Iranische Asylbewerber demonstrieren seit Wochen in Würzburg gegen ihre Isolierung in Lagern.

Würzburg - Der Polizeiwagen steht immer da, Tag und Nacht, nur 20 Meter von dem kleinen Zelt in der Würzburger Innenstadt entfernt. Ab und zu kommt ein Beamter vorbei und fragt, ob alles in Ordnung ist. Für Mohammad Kalali klingt diese Frage manchmal wie Hohn. „Ich warte schon so lange auf das Papier, das über mein Leben entscheidet“, sagt der 33-jährige iranische Asylbewerber in gebrochenem Deutsch. „Wir wollen eine Antwort, aber sie kommt nicht.“

Werden die Männer in Deutschland anerkannt – oder müssen sie zurück in ihre Heimat? Weil sich die Asylverfahren über Monate und Jahre hinziehen und weil sie mit ihrer Behandlung in Bayern nicht einverstanden sind, haben sich iranische Flüchtlinge schon Mitte März dieses Jahres zu einer sehr unüblichen Form des Protestes entschlossen: Sie campieren in Würzburg auf zentralen Plätzen, mittlerweile seit 112 Tagen. Doch nicht nur das. Es folgten Hungerstreik, Trinkstreik, sie haben sich die Münder zugenäht. Die Aktionen der Iraner im Freistaat sind auch eine Geschichte von wachsender Verzweiflung, von Radikalisierung und Eskalation.
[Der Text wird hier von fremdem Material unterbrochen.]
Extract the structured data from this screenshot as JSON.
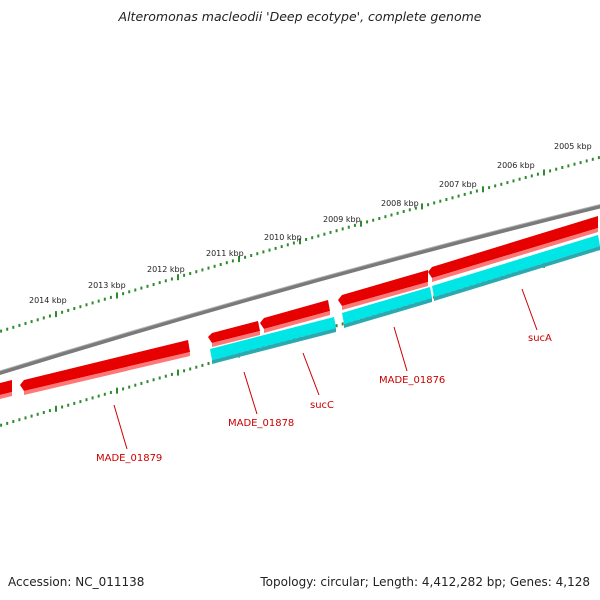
{
  "title": "Alteromonas macleodii 'Deep ecotype', complete genome",
  "scale_labels": [
    "2005 kbp",
    "2006 kbp",
    "2007 kbp",
    "2008 kbp",
    "2009 kbp",
    "2010 kbp",
    "2011 kbp",
    "2012 kbp",
    "2013 kbp",
    "2014 kbp"
  ],
  "genes": [
    {
      "name": "sucA",
      "label": "sucA"
    },
    {
      "name": "MADE_01876",
      "label": "MADE_01876"
    },
    {
      "name": "sucC",
      "label": "sucC"
    },
    {
      "name": "MADE_01878",
      "label": "MADE_01878"
    },
    {
      "name": "MADE_01879",
      "label": "MADE_01879"
    }
  ],
  "colors": {
    "backbone": "#7a7a7a",
    "cds": "#e60000",
    "gene": "#00e5e5",
    "tick": "#2f8a2f",
    "label": "#cc0000"
  },
  "footer": {
    "accession": "Accession: NC_011138",
    "summary": "Topology: circular; Length: 4,412,282 bp; Genes: 4,128"
  }
}
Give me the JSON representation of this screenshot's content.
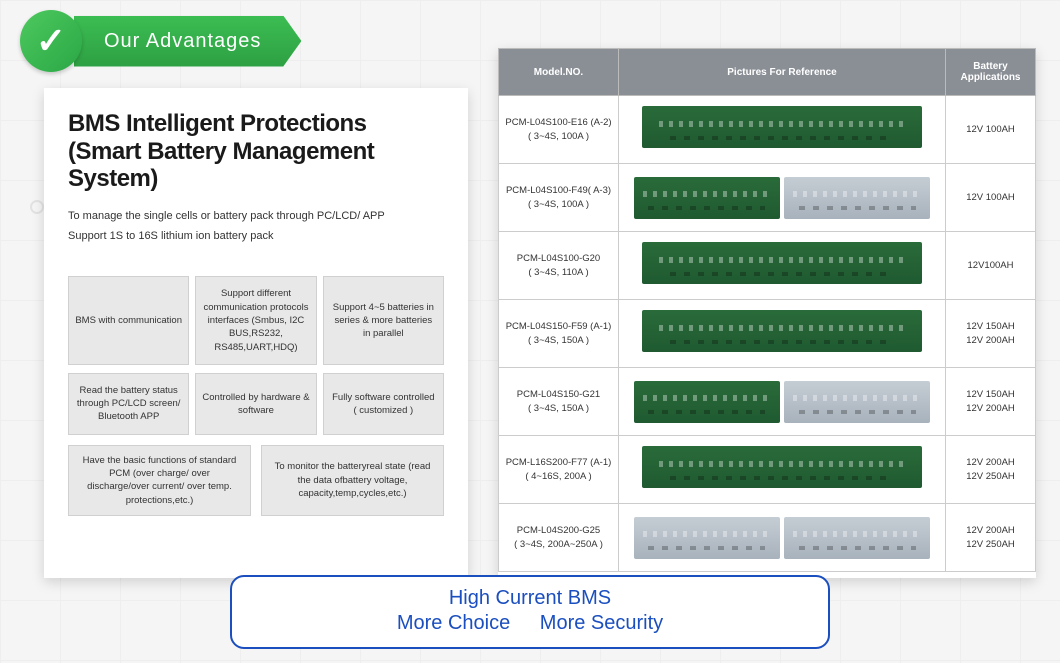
{
  "badge": {
    "label": "Our Advantages",
    "check": "✓"
  },
  "left": {
    "title": "BMS Intelligent Protections (Smart Battery Management System)",
    "sub1": "To manage the single cells or battery pack through PC/LCD/ APP",
    "sub2": "Support 1S to 16S lithium ion battery pack",
    "grid3": [
      "BMS with communication",
      "Support different communication protocols interfaces (Smbus, I2C BUS,RS232, RS485,UART,HDQ)",
      "Support 4~5 batteries in series & more batteries in parallel",
      "Read the battery status through PC/LCD screen/ Bluetooth APP",
      "Controlled by hardware & software",
      "Fully software controlled ( customized )"
    ],
    "grid2": [
      "Have the basic functions of standard PCM (over charge/ over discharge/over current/ over temp. protections,etc.)",
      "To monitor the batteryreal state (read the data ofbattery voltage, capacity,temp,cycles,etc.)"
    ]
  },
  "table": {
    "headers": [
      "Model.NO.",
      "Pictures For Reference",
      "Battery Applications"
    ],
    "rows": [
      {
        "model_l1": "PCM-L04S100-E16 (A-2)",
        "model_l2": "( 3~4S, 100A )",
        "app_l1": "12V 100AH",
        "app_l2": "",
        "pic": "single-green"
      },
      {
        "model_l1": "PCM-L04S100-F49( A-3)",
        "model_l2": "( 3~4S, 100A )",
        "app_l1": "12V 100AH",
        "app_l2": "",
        "pic": "pair-green-silver"
      },
      {
        "model_l1": "PCM-L04S100-G20",
        "model_l2": "( 3~4S, 110A )",
        "app_l1": "12V100AH",
        "app_l2": "",
        "pic": "single-green"
      },
      {
        "model_l1": "PCM-L04S150-F59 (A-1)",
        "model_l2": "( 3~4S, 150A )",
        "app_l1": "12V 150AH",
        "app_l2": "12V 200AH",
        "pic": "single-green"
      },
      {
        "model_l1": "PCM-L04S150-G21",
        "model_l2": "( 3~4S, 150A )",
        "app_l1": "12V 150AH",
        "app_l2": "12V 200AH",
        "pic": "pair-green-silver"
      },
      {
        "model_l1": "PCM-L16S200-F77 (A-1)",
        "model_l2": "( 4~16S, 200A )",
        "app_l1": "12V 200AH",
        "app_l2": "12V 250AH",
        "pic": "single-green"
      },
      {
        "model_l1": "PCM-L04S200-G25",
        "model_l2": "( 3~4S, 200A~250A )",
        "app_l1": "12V 200AH",
        "app_l2": "12V 250AH",
        "pic": "pair-silver-silver"
      }
    ]
  },
  "bottom": {
    "line1": "High Current BMS",
    "line2a": "More Choice",
    "line2b": "More Security"
  },
  "colors": {
    "accent_green": "#2ea043",
    "accent_blue": "#1b4fbf",
    "header_gray": "#8a8f96",
    "cell_bg": "#e8e8e8"
  }
}
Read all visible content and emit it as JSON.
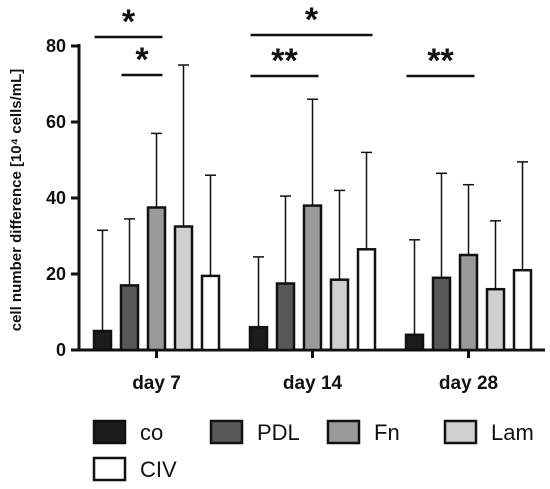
{
  "chart_data": {
    "type": "bar",
    "title": "",
    "xlabel": "",
    "ylabel": "cell number difference [10⁴ cells/mL]",
    "ylim": [
      0,
      80
    ],
    "yticks": [
      "0",
      "20",
      "40",
      "60",
      "80"
    ],
    "categories": [
      "day 7",
      "day 14",
      "day 28"
    ],
    "legend_position": "bottom",
    "grid": false,
    "series": [
      {
        "name": "co",
        "color": "#1c1c1c",
        "values": [
          5,
          6,
          4
        ],
        "error": [
          26.5,
          18.5,
          25
        ]
      },
      {
        "name": "PDL",
        "color": "#585858",
        "values": [
          17,
          17.5,
          19
        ],
        "error": [
          17.5,
          23,
          27.5
        ]
      },
      {
        "name": "Fn",
        "color": "#9a9a9a",
        "values": [
          37.5,
          38,
          25
        ],
        "error": [
          19.5,
          28,
          18.5
        ]
      },
      {
        "name": "Lam",
        "color": "#cfcfcf",
        "values": [
          32.5,
          18.5,
          16
        ],
        "error": [
          42.5,
          23.5,
          18
        ]
      },
      {
        "name": "CIV",
        "color": "#ffffff",
        "values": [
          19.5,
          26.5,
          21
        ],
        "error": [
          26.5,
          25.5,
          28.5
        ]
      }
    ],
    "significance": [
      {
        "category": "day 7",
        "from": "co",
        "to": "Fn",
        "label": "*"
      },
      {
        "category": "day 7",
        "from": "PDL",
        "to": "Fn",
        "label": "*"
      },
      {
        "category": "day 14",
        "from": "co",
        "to": "Fn",
        "label": "**"
      },
      {
        "category": "day 14",
        "from": "co",
        "to": "CIV",
        "label": "*"
      },
      {
        "category": "day 28",
        "from": "co",
        "to": "Fn",
        "label": "**"
      }
    ]
  }
}
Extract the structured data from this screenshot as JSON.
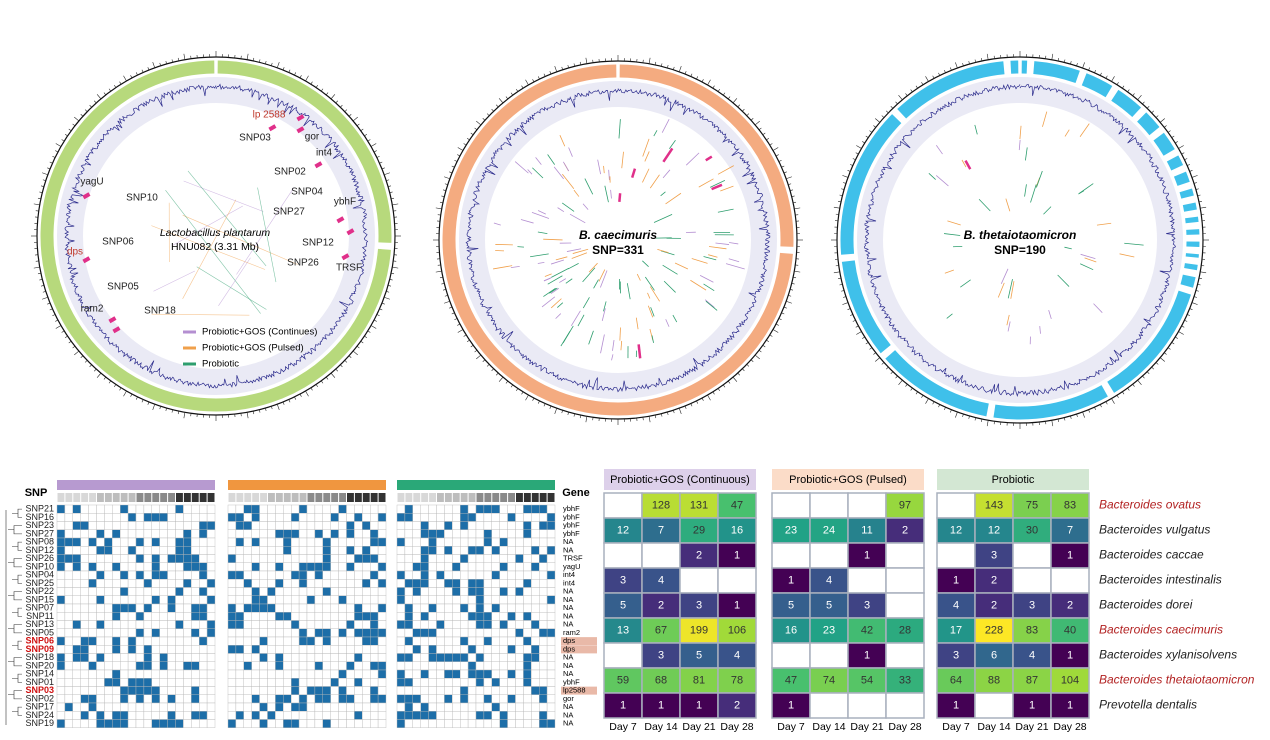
{
  "panels": [
    {
      "organism": "Lactobacillus plantarum",
      "label": "HNU082 (3.31 Mb)",
      "ring_color": "#b7d97c",
      "genes": [
        {
          "label": "lp 2588",
          "color": "#c0392b"
        },
        {
          "label": "gor",
          "color": "#222222"
        },
        {
          "label": "SNP03",
          "color": "#222222"
        },
        {
          "label": "int4",
          "color": "#222222"
        },
        {
          "label": "SNP02",
          "color": "#222222"
        },
        {
          "label": "SNP04",
          "color": "#222222"
        },
        {
          "label": "ybhF",
          "color": "#222222"
        },
        {
          "label": "SNP27",
          "color": "#222222"
        },
        {
          "label": "yagU",
          "color": "#222222"
        },
        {
          "label": "SNP10",
          "color": "#222222"
        },
        {
          "label": "SNP06",
          "color": "#222222"
        },
        {
          "label": "dps",
          "color": "#c0392b"
        },
        {
          "label": "SNP12",
          "color": "#222222"
        },
        {
          "label": "SNP26",
          "color": "#222222"
        },
        {
          "label": "TRSF",
          "color": "#222222"
        },
        {
          "label": "SNP05",
          "color": "#222222"
        },
        {
          "label": "ram2",
          "color": "#222222"
        },
        {
          "label": "SNP18",
          "color": "#222222"
        }
      ],
      "legend": [
        {
          "name": "Probiotic+GOS (Continues)",
          "color": "#b48fd1"
        },
        {
          "name": "Probiotic+GOS (Pulsed)",
          "color": "#f0a04b"
        },
        {
          "name": "Probiotic",
          "color": "#2e9e6e"
        }
      ]
    },
    {
      "title": "B. caecimuris",
      "subtitle": "SNP=331",
      "ring_color": "#f4ab80"
    },
    {
      "title": "B. thetaiotaomicron",
      "subtitle": "SNP=190",
      "ring_color": "#3fc0ea"
    }
  ],
  "snp_matrix": {
    "header_snp": "SNP",
    "header_gene": "Gene",
    "groups": [
      {
        "color": "#b79ad0"
      },
      {
        "color": "#f0963f"
      },
      {
        "color": "#2aa878"
      }
    ],
    "rows": [
      {
        "snp": "SNP21",
        "gene": "ybhF"
      },
      {
        "snp": "SNP16",
        "gene": "ybhF"
      },
      {
        "snp": "SNP23",
        "gene": "ybhF"
      },
      {
        "snp": "SNP27",
        "gene": "ybhF"
      },
      {
        "snp": "SNP08",
        "gene": "NA"
      },
      {
        "snp": "SNP12",
        "gene": "NA"
      },
      {
        "snp": "SNP26",
        "gene": "TRSF"
      },
      {
        "snp": "SNP10",
        "gene": "yagU"
      },
      {
        "snp": "SNP04",
        "gene": "int4"
      },
      {
        "snp": "SNP25",
        "gene": "int4"
      },
      {
        "snp": "SNP22",
        "gene": "NA"
      },
      {
        "snp": "SNP15",
        "gene": "NA"
      },
      {
        "snp": "SNP07",
        "gene": "NA"
      },
      {
        "snp": "SNP11",
        "gene": "NA"
      },
      {
        "snp": "SNP13",
        "gene": "NA"
      },
      {
        "snp": "SNP05",
        "gene": "ram2"
      },
      {
        "snp": "SNP06",
        "gene": "dps",
        "highlight": true
      },
      {
        "snp": "SNP09",
        "gene": "dps",
        "highlight": true
      },
      {
        "snp": "SNP18",
        "gene": "NA"
      },
      {
        "snp": "SNP20",
        "gene": "NA"
      },
      {
        "snp": "SNP14",
        "gene": "NA"
      },
      {
        "snp": "SNP01",
        "gene": "ybhF"
      },
      {
        "snp": "SNP03",
        "gene": "lp2588",
        "highlight": true
      },
      {
        "snp": "SNP02",
        "gene": "gor"
      },
      {
        "snp": "SNP17",
        "gene": "NA"
      },
      {
        "snp": "SNP24",
        "gene": "NA"
      },
      {
        "snp": "SNP19",
        "gene": "NA"
      }
    ]
  },
  "heatmaps": {
    "days": [
      "Day 7",
      "Day 14",
      "Day 21",
      "Day 28"
    ],
    "species": [
      {
        "name": "Bacteroides ovatus",
        "color": "#b22222"
      },
      {
        "name": "Bacteroides vulgatus",
        "color": "#222222"
      },
      {
        "name": "Bacteroides caccae",
        "color": "#222222"
      },
      {
        "name": "Bacteroides intestinalis",
        "color": "#222222"
      },
      {
        "name": "Bacteroides dorei",
        "color": "#222222"
      },
      {
        "name": "Bacteroides caecimuris",
        "color": "#b22222"
      },
      {
        "name": "Bacteroides xylanisolvens",
        "color": "#222222"
      },
      {
        "name": "Bacteroides thetaiotaomicron",
        "color": "#b22222"
      },
      {
        "name": "Prevotella dentalis",
        "color": "#222222"
      }
    ],
    "groups": [
      {
        "title": "Probiotic+GOS (Continuous)",
        "color": "#ddd0ea",
        "values": [
          [
            null,
            128,
            131,
            47
          ],
          [
            12,
            7,
            29,
            16
          ],
          [
            null,
            null,
            2,
            1
          ],
          [
            3,
            4,
            null,
            null
          ],
          [
            5,
            2,
            3,
            1
          ],
          [
            13,
            67,
            199,
            106
          ],
          [
            null,
            3,
            5,
            4
          ],
          [
            59,
            68,
            81,
            78
          ],
          [
            1,
            1,
            1,
            2
          ]
        ]
      },
      {
        "title": "Probiotic+GOS (Pulsed)",
        "color": "#fbdcc8",
        "values": [
          [
            null,
            null,
            null,
            97
          ],
          [
            23,
            24,
            11,
            2
          ],
          [
            null,
            null,
            1,
            null
          ],
          [
            1,
            4,
            null,
            null
          ],
          [
            5,
            5,
            3,
            null
          ],
          [
            16,
            23,
            42,
            28
          ],
          [
            null,
            null,
            1,
            null
          ],
          [
            47,
            74,
            54,
            33
          ],
          [
            1,
            null,
            null,
            null
          ]
        ]
      },
      {
        "title": "Probiotic",
        "color": "#d3e7d3",
        "values": [
          [
            null,
            143,
            75,
            83
          ],
          [
            12,
            12,
            30,
            7
          ],
          [
            null,
            3,
            null,
            1
          ],
          [
            1,
            2,
            null,
            null
          ],
          [
            4,
            2,
            3,
            2
          ],
          [
            17,
            228,
            83,
            40
          ],
          [
            3,
            6,
            4,
            1
          ],
          [
            64,
            88,
            87,
            104
          ],
          [
            1,
            null,
            1,
            1
          ]
        ]
      }
    ]
  }
}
In ganz Deutschland wurden die Fotos gedruckt: junge Männer mit geschlossenem Mund, zwischen Ober- und Unterlippe sind dünne Fäden zu sehen. Es passt gerade mal ein Strohhalm dazwischen, um etwas Wasser zu trinken. Seit dem 4. Juni hatten sich vier der Iraner für diesen drastischen Protest entschieden, erst Ende vergangener Woche haben alle wieder die Lippen geöffnet. Denn einigen von ihnen wurde gesagt, dass sie in den nächsten Tagen mit Entscheidungen über ihre Asylanträge rechnen können. Die Nähnadel-Aktion aber stieß auch bei jenen auf Kritik, die es mit den Männern gut meinen. „Ich habe das komplett abgelehnt“, erzählt Matthias Grünberg, ein Grüner aus Würzburg, der sich für Flüchtlinge einsetzt. Erst am Tag nach der Lippenöffnung besuchte er sie wieder am Zelt, das auf dem Marktplatz ein wenig abseits steht, direkt vor der weiß-roten Marienkapelle.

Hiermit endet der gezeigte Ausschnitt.